Après deux années de fortes turbulences, le marché du crédit immobilier en France entre dans une phase de normalisation. En février 2026, les taux d’emprunt immobilier se stabilisent à des niveaux désormais lisibles, offrant une visibilité accrue aux ménages comme aux établissements bancaires. Derrière cette apparente accalmie, les banques poursuivent toutefois une stratégie commerciale très offensive, ciblant en priorité les profils les plus solvables.
Selon les barèmes analysés par les courtiers et relayés par plusieurs médias, le contexte reste favorable à la négociation — à condition de présenter un dossier irréprochable.

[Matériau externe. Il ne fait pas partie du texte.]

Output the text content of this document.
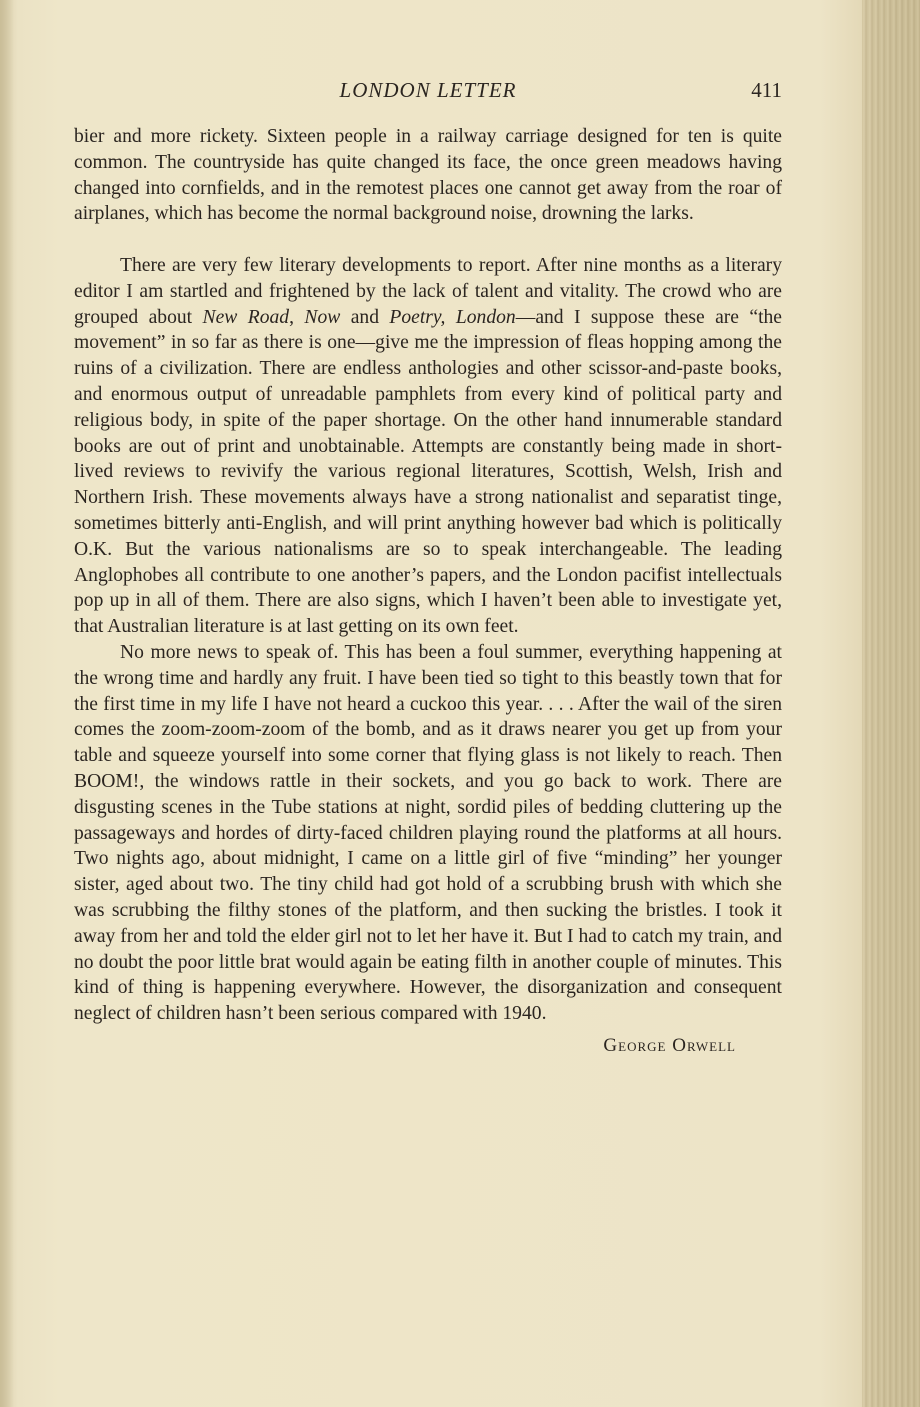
LONDON LETTER	411

bier and more rickety. Sixteen people in a railway carriage designed for ten is quite common. The countryside has quite changed its face, the once green meadows having changed into cornfields, and in the remotest places one cannot get away from the roar of airplanes, which has become the normal background noise, drowning the larks.

There are very few literary developments to report. After nine months as a literary editor I am startled and frightened by the lack of talent and vitality. The crowd who are grouped about New Road, Now and Poetry, London—and I suppose these are “the movement” in so far as there is one—give me the impression of fleas hopping among the ruins of a civilization. There are endless anthologies and other scissor-and-paste books, and enormous output of unreadable pamphlets from every kind of political party and religious body, in spite of the paper shortage. On the other hand innumerable standard books are out of print and unobtainable. Attempts are constantly being made in short-lived reviews to revivify the various regional literatures, Scottish, Welsh, Irish and Northern Irish. These movements always have a strong nationalist and separatist tinge, sometimes bitterly anti-English, and will print anything however bad which is politically O.K. But the various nationalisms are so to speak interchangeable. The leading Anglophobes all contribute to one another’s papers, and the London pacifist intellectuals pop up in all of them. There are also signs, which I haven’t been able to investigate yet, that Australian literature is at last getting on its own feet.

No more news to speak of. This has been a foul summer, everything happening at the wrong time and hardly any fruit. I have been tied so tight to this beastly town that for the first time in my life I have not heard a cuckoo this year. . . . After the wail of the siren comes the zoom-zoom-zoom of the bomb, and as it draws nearer you get up from your table and squeeze yourself into some corner that flying glass is not likely to reach. Then BOOM!, the windows rattle in their sockets, and you go back to work. There are disgusting scenes in the Tube stations at night, sordid piles of bedding cluttering up the passageways and hordes of dirty-faced children playing round the platforms at all hours. Two nights ago, about midnight, I came on a little girl of five “minding” her younger sister, aged about two. The tiny child had got hold of a scrubbing brush with which she was scrubbing the filthy stones of the platform, and then sucking the bristles. I took it away from her and told the elder girl not to let her have it. But I had to catch my train, and no doubt the poor little brat would again be eating filth in another couple of minutes. This kind of thing is happening everywhere. However, the disorganization and consequent neglect of children hasn’t been serious compared with 1940.

George Orwell
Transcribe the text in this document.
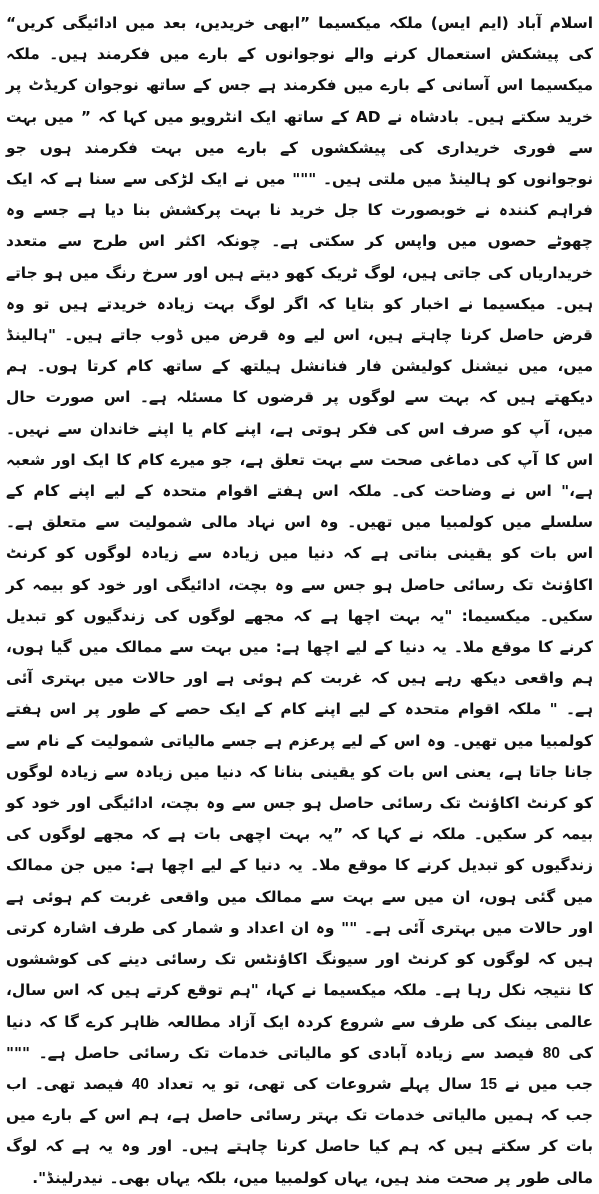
اسلام آباد (ایم ایس) ملکہ میکسیما ”ابھی خریدیں، بعد میں ادائیگی کریں“ کی پیشکش استعمال کرنے والے نوجوانوں کے بارے میں فکرمند ہیں۔ ملکہ میکسیما اس آسانی کے بارے میں فکرمند ہے جس کے ساتھ نوجوان کریڈٹ پر خرید سکتے ہیں۔ بادشاہ نے AD کے ساتھ ایک انٹرویو میں کہا کہ ” میں بہت سے فوری خریداری کی پیشکشوں کے بارے میں بہت فکرمند ہوں جو نوجوانوں کو ہالینڈ میں ملتی ہیں۔ """ میں نے ایک لڑکی سے سنا ہے کہ ایک فراہم کنندہ نے خوبصورت کا جل خرید نا بہت پرکشش بنا دیا ہے جسے وہ چھوٹے حصوں میں واپس کر سکتی ہے۔ چونکہ اکثر اس طرح سے متعدد خریداریاں کی جاتی ہیں، لوگ ٹریک کھو دیتے ہیں اور سرخ رنگ میں ہو جاتے ہیں۔ میکسیما نے اخبار کو بتایا کہ اگر لوگ بہت زیادہ خریدتے ہیں تو وہ قرض حاصل کرنا چاہتے ہیں، اس لیے وہ قرض میں ڈوب جاتے ہیں۔ "ہالینڈ میں، میں نیشنل کولیشن فار فنانشل ہیلتھ کے ساتھ کام کرتا ہوں۔ ہم دیکھتے ہیں کہ بہت سے لوگوں پر قرضوں کا مسئلہ ہے۔ اس صورت حال میں، آپ کو صرف اس کی فکر ہوتی ہے، اپنے کام یا اپنے خاندان سے نہیں۔ اس کا آپ کی دماغی صحت سے بہت تعلق ہے، جو میرے کام کا ایک اور شعبہ ہے،" اس نے وضاحت کی۔ ملکہ اس ہفتے اقوام متحدہ کے لیے اپنے کام کے سلسلے میں کولمبیا میں تھیں۔ وہ اس نہاد مالی شمولیت سے متعلق ہے۔ اس بات کو یقینی بناتی ہے کہ دنیا میں زیادہ سے زیادہ لوگوں کو کرنٹ اکاؤنٹ تک رسائی حاصل ہو جس سے وہ بچت، ادائیگی اور خود کو بیمہ کر سکیں۔ میکسیما: "یہ بہت اچھا ہے کہ مجھے لوگوں کی زندگیوں کو تبدیل کرنے کا موقع ملا۔ یہ دنیا کے لیے اچھا ہے: میں بہت سے ممالک میں گیا ہوں، ہم واقعی دیکھ رہے ہیں کہ غربت کم ہوئی ہے اور حالات میں بہتری آئی ہے۔ " ملکہ اقوام متحدہ کے لیے اپنے کام کے ایک حصے کے طور پر اس ہفتے کولمبیا میں تھیں۔ وہ اس کے لیے پرعزم ہے جسے مالیاتی شمولیت کے نام سے جانا جاتا ہے، یعنی اس بات کو یقینی بنانا کہ دنیا میں زیادہ سے زیادہ لوگوں کو کرنٹ اکاؤنٹ تک رسائی حاصل ہو جس سے وہ بچت، ادائیگی اور خود کو بیمہ کر سکیں۔ ملکہ نے کہا کہ ”یہ بہت اچھی بات ہے کہ مجھے لوگوں کی زندگیوں کو تبدیل کرنے کا موقع ملا۔ یہ دنیا کے لیے اچھا ہے: میں جن ممالک میں گئی ہوں، ان میں سے بہت سے ممالک میں واقعی غربت کم ہوئی ہے اور حالات میں بہتری آئی ہے۔ "" وہ ان اعداد و شمار کی طرف اشارہ کرتی ہیں کہ لوگوں کو کرنٹ اور سیونگ اکاؤنٹس تک رسائی دینے کی کوششوں کا نتیجہ نکل رہا ہے۔ ملکہ میکسیما نے کہا، "ہم توقع کرتے ہیں کہ اس سال، عالمی بینک کی طرف سے شروع کردہ ایک آزاد مطالعہ ظاہر کرے گا کہ دنیا کی 80 فیصد سے زیادہ آبادی کو مالیاتی خدمات تک رسائی حاصل ہے۔ """ جب میں نے 15 سال پہلے شروعات کی تھی، تو یہ تعداد 40 فیصد تھی۔ اب جب کہ ہمیں مالیاتی خدمات تک بہتر رسائی حاصل ہے، ہم اس کے بارے میں بات کر سکتے ہیں کہ ہم کیا حاصل کرنا چاہتے ہیں۔ اور وہ یہ ہے کہ لوگ مالی طور پر صحت مند ہیں، یہاں کولمبیا میں، بلکہ یہاں بھی۔ نیدرلینڈ".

📉 Des taux ancrés autour de 3,2 % à 3,4 %
Sur le plan strictement financier, février 2026 confirme l’installation d’un plateau sur les taux de crédit immobilier, après les corrections successives observées en 2024 et 2025. Les données compilées par plusieurs courtiers et relayées par plusieurs médias spécialisés montrent une convergence nette des barèmes bancaires. On constate ainsi des taux moyens hors assurance d’environ 3,18-3,20 % sur 15 ans, autour de 3,27 % à 3,31 % sur 20 ans et enfin compris entre 3,38 et 3,40% sur 25 ans.
Ces chiffres sont corroborés par plusieurs réseaux de courtage majeurs, signe d’un marché désormais largement synchronisé. Les écarts persistent néanmoins selon les régions et les politiques commerciales internes des banques, notamment sur les durées longues.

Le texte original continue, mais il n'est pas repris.